Location
- 302 W. Weber Avenue Stockton, California 95203 United States
- Coordinates: 37°57′08″N 121°17′41″W﻿ / ﻿37.95230°N 121.29468°W

Information
- Type: Public Secondary
- School district: Stockton Unified School District
- Principal: Osman Zarif
- Teaching staff: 15.84 (FTE) (2018–19)
- Grades: 9–12
- Gender: Co-educational
- Enrollment: 427 (2018–19)
- Student to teacher ratio: 26.96∶1 (2018–19)
- Campus: Suburban
- Nickname: Dragons
- Website: www.stocktonusd.net/Weber

= Weber Institute =

Captain Charles M. Weber of Applied Science and Technology, often simply abbreviated as Weber Institute, is a public school serving grades 9–12. It is in the Stockton Unified School District. It has an enrollment of 500 (approximately).

==History==
Weber Institute was established as a specialized school focusing on technology, health, and automobile maintenance fields. Prospective freshmen are required to complete an application form and submit an essay detailing their reasons for wanting to enroll at Weber. The school derives its name from Captain Charles M. Weber, the founding figure of Stockton city.

==Academics==
Weber Institute is divided into three academies technology, which consist of classes like webpage design, drafting, digital arts, digital graphics, photography, multimedia, 3-D modeling, and more recently video game design.

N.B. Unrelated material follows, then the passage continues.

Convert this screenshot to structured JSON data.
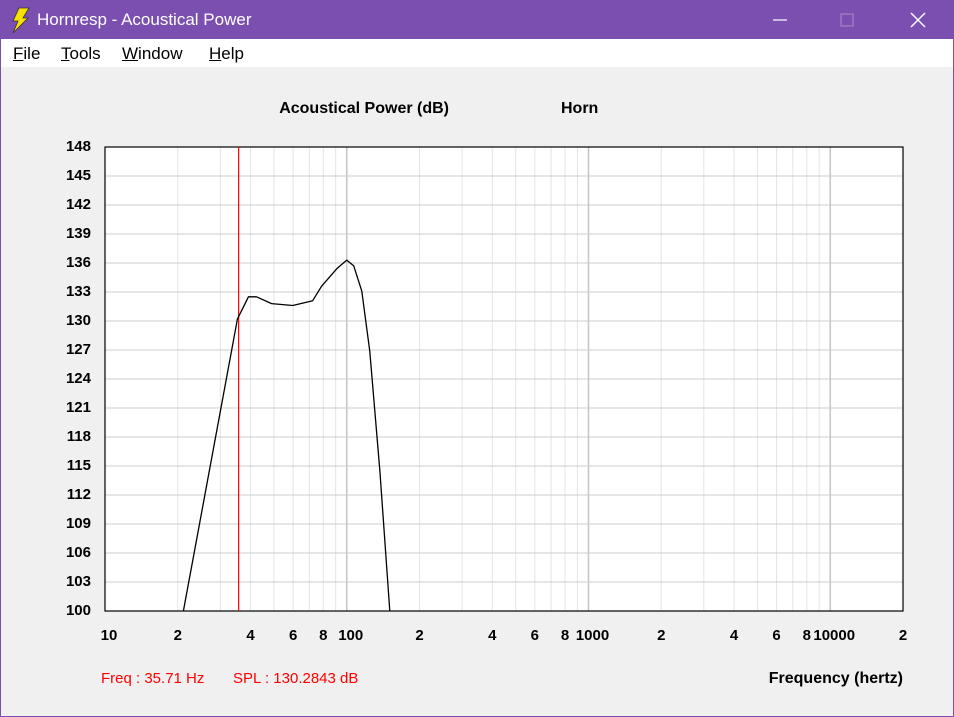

Health has courses like foundations of health, and medical assisting. Automobile deals with cars, repairing them or modifying them. In addition to these academies, Weber also has a freshman academy in which freshman take general courses before choosing any of the previous academy.

==Extracurriculars==

===Clubs===
Weber Institute has many clubs and activities such as Key Club, in which student do community services to the local area within the city. SkillsUSA, which helps students compete against each other which helps gained knowledge for the work force and has been successful with students.